Supreme Court: 9/11 Detainees Can't Sue Federal Officials

By Christopher Coble, Esq. on June 21, 2017 | Last updated on March 21, 2019

In the wake of the terrorist attacks on September 11, 2001, federal law enforcement officials ordered hundreds of mostly Muslim, Arab, or South Asian illegal aliens to be taken into custody and detained. These detentions happened before officials demonstrated any particularized suspicion or knowledge that the detainees had any connection to terrorism, and many were held for months under "harsh conditions" that included repeated and random strip searches, 24-hour-lighted cells, and physical and psychological abuse.

Six of those detained filed a lawsuit against a group of federal officials including former Attorney General John Ashcroft, former Federal Bureau of Investigation Director Robert Mueller, and former Immigration and Naturalization Service Commissioner James Ziglar.
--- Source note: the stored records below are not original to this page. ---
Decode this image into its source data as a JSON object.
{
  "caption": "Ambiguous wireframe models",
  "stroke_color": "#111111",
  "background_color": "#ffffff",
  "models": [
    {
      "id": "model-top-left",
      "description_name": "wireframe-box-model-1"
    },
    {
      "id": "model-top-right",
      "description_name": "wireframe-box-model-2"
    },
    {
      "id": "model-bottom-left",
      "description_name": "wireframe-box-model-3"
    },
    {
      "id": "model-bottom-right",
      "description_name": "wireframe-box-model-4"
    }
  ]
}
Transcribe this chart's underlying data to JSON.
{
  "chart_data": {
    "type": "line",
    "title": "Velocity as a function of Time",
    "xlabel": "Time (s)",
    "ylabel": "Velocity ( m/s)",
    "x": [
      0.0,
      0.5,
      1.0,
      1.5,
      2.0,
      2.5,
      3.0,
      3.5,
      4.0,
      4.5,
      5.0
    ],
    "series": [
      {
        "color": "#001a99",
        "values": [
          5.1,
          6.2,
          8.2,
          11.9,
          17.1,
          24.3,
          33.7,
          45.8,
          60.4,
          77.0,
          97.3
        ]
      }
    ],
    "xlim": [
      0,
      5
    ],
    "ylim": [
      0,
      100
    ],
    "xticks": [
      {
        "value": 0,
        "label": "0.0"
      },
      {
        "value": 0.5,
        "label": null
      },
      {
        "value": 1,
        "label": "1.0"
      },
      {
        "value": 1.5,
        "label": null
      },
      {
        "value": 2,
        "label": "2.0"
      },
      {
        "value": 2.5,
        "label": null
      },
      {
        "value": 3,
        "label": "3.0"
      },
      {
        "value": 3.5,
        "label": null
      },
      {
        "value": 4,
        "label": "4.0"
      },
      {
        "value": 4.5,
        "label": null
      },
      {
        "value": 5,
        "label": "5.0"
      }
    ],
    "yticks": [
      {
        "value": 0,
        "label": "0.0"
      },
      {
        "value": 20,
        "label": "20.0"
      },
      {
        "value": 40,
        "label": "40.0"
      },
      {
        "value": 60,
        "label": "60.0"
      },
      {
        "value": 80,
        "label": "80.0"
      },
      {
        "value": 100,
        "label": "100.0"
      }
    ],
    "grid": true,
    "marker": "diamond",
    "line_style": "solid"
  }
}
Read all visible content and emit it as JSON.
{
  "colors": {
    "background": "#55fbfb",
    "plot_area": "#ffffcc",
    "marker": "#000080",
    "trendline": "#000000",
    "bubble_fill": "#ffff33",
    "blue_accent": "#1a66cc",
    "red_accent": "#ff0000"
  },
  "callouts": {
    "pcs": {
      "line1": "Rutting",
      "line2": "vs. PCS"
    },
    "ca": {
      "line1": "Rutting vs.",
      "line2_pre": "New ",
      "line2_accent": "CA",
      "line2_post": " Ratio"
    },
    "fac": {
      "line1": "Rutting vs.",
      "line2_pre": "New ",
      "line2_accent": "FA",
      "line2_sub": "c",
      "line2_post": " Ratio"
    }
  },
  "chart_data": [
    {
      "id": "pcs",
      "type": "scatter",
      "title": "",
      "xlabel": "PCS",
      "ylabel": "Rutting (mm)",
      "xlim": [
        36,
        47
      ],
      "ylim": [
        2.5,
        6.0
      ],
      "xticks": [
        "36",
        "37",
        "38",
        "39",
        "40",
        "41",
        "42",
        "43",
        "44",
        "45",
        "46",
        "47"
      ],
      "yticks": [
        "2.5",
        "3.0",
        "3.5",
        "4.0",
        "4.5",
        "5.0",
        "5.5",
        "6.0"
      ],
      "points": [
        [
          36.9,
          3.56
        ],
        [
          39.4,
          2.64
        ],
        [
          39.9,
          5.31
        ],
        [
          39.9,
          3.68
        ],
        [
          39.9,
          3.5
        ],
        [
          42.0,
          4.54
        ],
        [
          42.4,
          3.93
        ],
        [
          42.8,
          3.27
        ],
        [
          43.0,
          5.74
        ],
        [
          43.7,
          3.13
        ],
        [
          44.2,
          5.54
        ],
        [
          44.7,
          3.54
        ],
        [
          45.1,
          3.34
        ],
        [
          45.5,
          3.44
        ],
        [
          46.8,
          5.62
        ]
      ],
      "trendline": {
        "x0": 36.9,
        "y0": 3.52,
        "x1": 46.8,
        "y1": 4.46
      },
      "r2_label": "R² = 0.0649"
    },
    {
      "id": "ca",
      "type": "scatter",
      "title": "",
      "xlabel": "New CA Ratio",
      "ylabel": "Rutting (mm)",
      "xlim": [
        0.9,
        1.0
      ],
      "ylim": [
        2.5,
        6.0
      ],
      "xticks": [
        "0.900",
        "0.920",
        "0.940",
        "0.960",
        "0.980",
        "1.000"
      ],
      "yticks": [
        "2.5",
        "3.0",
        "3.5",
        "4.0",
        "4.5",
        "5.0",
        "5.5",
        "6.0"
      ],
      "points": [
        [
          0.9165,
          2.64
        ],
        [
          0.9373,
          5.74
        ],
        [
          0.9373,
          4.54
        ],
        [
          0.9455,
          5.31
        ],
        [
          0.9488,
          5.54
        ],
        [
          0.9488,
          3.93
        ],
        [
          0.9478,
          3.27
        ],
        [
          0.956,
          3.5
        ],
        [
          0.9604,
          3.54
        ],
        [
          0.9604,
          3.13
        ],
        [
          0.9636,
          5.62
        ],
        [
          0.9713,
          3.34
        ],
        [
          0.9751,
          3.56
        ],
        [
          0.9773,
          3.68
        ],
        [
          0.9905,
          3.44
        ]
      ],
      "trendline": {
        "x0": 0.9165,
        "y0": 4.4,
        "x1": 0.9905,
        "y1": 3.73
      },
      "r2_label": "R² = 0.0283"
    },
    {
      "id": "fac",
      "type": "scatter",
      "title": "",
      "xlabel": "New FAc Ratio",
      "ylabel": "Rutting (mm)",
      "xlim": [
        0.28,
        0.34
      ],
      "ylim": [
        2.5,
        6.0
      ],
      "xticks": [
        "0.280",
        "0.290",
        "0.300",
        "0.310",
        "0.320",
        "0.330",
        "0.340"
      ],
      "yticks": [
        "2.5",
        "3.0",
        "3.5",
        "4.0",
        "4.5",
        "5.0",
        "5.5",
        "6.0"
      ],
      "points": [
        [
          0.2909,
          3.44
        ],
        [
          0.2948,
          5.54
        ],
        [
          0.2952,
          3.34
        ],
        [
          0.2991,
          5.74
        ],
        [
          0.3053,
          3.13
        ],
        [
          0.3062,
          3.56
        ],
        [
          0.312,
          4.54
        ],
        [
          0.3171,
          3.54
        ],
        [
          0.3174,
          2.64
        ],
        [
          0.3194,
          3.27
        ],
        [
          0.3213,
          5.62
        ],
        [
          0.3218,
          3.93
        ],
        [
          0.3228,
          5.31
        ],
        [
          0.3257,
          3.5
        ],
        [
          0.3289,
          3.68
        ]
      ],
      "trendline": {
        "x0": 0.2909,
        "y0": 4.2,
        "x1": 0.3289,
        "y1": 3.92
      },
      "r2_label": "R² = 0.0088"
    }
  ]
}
But the Supreme Court dismissed those claims, ruling that federal officials are immune from such lawsuits.

Unconstitutional Detention

Ahmer Iqbal Abbasi and five other men allege a litany of constitutional violations while they were held in a federal detention facility in Brooklyn, claiming guards "slammed detainees into walls; twisted their arms, wrists, and fingers; broke their bones; referred to them as terrorists; threatened them with violence; subjected them to humiliating sexual comments; and insulted their religion." The former detainees claim they were arrested based on apparent race, religion, or national origin and detained for punitive reasons without due process.

While federal law allows plaintiffs to sue for specific damages if their constitutional rights were violated by state officials, there is no similar remedy available for violations by agents of the federal government. While the Court has made some exceptions to that rule, it refused to do so in this case, in part out of fear that "high officers who face personal liability for damages might refrain from taking urgent and lawful action in a time of crisis."

Bye Bye Bivens?

The exceptions noted above were carved out by a 1971 Supreme Court case, Bivens v. Six Unknown Federal Narcotics Agents, which held federal law enforcement officers could be sued personally for violation of a person's constitutional rights. The plaintiffs in this case tried to use Bivens as precedent for their suit, but the Court declined to apply Bivens to "new" cases:

If the case is different in a meaningful way from previous Bivens cases decided by this Court, then the context is new. Meaningful differences may include, e.g., the rank of the officers involved; the constitutional right at issue; the extent of judicial guidance for the official conduct; the risk of disruptive intrusion by the Judiciary into the functioning of other branches; or the presence of potential special factors not considered in previous Bivens cases.

So unless a new Bivens lawsuit looks exactly like an old, successful one, it's hard to see how future plaintiffs could ever recover.